Genetics of somatic incompatibility in Collybia fusipes

The genetics of somatic incompatibility in tetrapolar Collybia fusipes was studied using eight dikaryotic isolates collected from the wild and their experimentally derived progeny. Monokaryons from each isolate were all paired with the same unrelated monokaryon and also paired together in all combinations. The somatic compatibility of the two resulting sets of dikaryons was studied. Two different types of somatic incompatible interaction were observed, lightly or heavily pigmented lines developing between the two isolates. The dikaryons that had one nuclear type in common and one coming from sibling monokaryons were compatible in 7–27% of the cases, incompatible with a lightly pigmented interaction in 30–93% and incompatible with a heavily pigmented interaction in 0–53%. The results suggest that at least three to four loci control the somatic incompatibility in C. fusipes, one of them alone controlling the heavily pigmented interaction.

Responses of the root rot fungus Collybia fusipes to soil waterlogging and oxygen availability.

Collybia fusipes is a common root rot fungus in mature pedunculate oak forest, that causes drastic destruction of the tree root systems, especially in dry or mildly waterlogged soils. We wanted to check, under controlled conditions or in forest ecosystems, whether reduced O2 during saturation of the soil by water could interact with disease evolution. Susceptibility of waterlogged oak seedlings to C. fusipes was tested in a greenhouse and the survival of the pathogen in woody substrates was assessed in hydromorphic soils in a forest. A direct and detrimental effect of soil waterlogging on C. fusipes survival was evidenced both under controlled conditions and in forest stands. Growth of C. fusipes mycelium on agar media was monitored under low O2 mole fraction and compared to that of Armillaria mellea and Heterobasidion annosum. A drastic reduction in mycelial growth was evidenced in C. fusipes and H. annosum but not in A. mellea.
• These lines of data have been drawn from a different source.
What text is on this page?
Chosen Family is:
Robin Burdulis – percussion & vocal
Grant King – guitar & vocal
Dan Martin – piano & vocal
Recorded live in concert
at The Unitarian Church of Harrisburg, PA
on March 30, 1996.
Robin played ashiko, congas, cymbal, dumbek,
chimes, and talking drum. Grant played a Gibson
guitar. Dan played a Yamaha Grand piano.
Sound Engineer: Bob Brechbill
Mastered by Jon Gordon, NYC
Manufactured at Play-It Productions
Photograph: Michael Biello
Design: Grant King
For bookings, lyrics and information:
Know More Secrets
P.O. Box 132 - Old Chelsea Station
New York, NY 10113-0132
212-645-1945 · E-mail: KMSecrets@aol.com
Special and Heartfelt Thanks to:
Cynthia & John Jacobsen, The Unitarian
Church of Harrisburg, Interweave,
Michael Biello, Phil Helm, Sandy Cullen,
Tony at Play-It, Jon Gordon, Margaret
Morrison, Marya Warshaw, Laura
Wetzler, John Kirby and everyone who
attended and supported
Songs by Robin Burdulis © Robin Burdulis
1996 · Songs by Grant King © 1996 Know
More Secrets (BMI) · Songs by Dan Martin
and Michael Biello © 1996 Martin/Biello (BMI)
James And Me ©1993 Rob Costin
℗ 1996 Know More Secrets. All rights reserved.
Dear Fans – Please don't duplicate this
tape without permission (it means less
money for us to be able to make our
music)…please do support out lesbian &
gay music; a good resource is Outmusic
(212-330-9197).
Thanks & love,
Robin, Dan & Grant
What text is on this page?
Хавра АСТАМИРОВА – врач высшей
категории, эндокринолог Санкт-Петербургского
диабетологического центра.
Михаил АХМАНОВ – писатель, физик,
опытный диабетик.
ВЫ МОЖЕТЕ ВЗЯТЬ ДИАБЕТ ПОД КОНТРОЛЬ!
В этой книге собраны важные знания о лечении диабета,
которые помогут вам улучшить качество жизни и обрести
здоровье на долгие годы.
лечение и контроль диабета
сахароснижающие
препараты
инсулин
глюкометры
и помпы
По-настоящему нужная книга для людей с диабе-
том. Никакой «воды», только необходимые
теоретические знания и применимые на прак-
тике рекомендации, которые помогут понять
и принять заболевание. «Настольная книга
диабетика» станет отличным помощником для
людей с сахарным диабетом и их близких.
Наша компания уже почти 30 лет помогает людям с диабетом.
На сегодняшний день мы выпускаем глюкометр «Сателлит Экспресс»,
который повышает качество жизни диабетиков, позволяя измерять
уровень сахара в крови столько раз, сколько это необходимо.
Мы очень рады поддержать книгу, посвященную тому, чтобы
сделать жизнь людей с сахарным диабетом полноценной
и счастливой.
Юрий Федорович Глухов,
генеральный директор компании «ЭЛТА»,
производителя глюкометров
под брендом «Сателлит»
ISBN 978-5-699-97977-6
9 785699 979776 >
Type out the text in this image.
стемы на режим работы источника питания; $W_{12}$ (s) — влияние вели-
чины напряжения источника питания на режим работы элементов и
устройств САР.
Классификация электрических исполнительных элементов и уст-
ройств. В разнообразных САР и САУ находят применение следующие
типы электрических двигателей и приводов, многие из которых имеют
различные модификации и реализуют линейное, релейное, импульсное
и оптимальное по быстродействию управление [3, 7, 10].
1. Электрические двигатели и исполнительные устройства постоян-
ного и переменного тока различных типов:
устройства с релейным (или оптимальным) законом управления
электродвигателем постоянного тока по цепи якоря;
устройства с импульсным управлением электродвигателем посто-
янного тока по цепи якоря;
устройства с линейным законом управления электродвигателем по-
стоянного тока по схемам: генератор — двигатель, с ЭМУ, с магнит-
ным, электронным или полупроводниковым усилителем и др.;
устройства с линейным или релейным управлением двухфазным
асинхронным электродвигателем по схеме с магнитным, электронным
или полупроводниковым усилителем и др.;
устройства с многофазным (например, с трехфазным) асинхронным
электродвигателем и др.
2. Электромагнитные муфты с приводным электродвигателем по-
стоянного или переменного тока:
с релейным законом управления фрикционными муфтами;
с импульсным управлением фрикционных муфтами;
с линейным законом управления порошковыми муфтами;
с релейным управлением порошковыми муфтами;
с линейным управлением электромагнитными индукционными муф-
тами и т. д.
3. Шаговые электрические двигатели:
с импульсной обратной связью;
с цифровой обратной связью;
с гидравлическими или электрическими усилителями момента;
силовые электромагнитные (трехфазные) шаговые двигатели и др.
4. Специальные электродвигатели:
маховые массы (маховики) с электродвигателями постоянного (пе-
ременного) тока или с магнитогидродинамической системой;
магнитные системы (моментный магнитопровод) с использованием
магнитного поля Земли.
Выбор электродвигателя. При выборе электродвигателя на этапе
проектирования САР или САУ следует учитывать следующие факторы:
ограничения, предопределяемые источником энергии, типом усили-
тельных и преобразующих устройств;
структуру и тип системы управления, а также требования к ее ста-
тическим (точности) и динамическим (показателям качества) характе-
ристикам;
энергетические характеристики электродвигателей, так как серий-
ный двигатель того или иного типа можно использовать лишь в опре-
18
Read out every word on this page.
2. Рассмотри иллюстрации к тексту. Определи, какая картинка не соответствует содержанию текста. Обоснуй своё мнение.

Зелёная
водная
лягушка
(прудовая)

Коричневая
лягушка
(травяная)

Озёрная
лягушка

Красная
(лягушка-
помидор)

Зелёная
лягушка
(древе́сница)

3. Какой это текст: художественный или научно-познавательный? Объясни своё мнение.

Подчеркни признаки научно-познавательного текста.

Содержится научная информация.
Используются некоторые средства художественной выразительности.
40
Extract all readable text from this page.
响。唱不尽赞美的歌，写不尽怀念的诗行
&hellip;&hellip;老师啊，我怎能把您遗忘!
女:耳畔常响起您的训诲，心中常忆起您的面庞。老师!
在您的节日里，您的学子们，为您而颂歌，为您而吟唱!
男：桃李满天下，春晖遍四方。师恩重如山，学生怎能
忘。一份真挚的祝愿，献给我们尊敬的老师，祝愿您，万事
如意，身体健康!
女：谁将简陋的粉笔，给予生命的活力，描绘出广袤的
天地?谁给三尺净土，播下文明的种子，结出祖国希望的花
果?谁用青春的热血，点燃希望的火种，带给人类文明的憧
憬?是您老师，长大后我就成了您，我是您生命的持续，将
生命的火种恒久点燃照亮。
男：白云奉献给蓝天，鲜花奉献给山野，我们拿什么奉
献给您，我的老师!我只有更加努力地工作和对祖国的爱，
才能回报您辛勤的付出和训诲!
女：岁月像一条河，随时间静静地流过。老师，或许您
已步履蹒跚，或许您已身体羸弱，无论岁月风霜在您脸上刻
Inoculation of Mature Pedunculate Oaks (Quercus robur) with the Root Rot Fungus Collybia fusipes: Relationships with Tree Vigour and Soil Factors

The severity of natural infections induced by the root rot fungus Collybia fusipes depends on soil factors. Severely infected trees usually show reduced vigour, as evidenced by poor growth. However, it is not known whether reduced vigour could be a cause of the severe infection. The objective was to clarify the relationships between soil factors, tree vigour and susceptibility of Quercus robur to C. fusipes by artificially inoculating mature trees. Two experiments compared oak trees of different ages and dominance class and oak trees growing on different type of soils. The inoculum survival and the infection success were poor in both experiments when waterlogging was severe. Inoculum survival was better in soil with increasing sand/clay ratio, carbon/nitrogen ratio and decreasing pH and calcium, magnesium and phosphorus availability. The relationships between oak vigour and success of infection or surface area of lesions were inconsistent, with a slightly higher infection success on co-dominant/suppressed oaks in one experiment and a higher surface area of successful infection on dominant oaks in the second.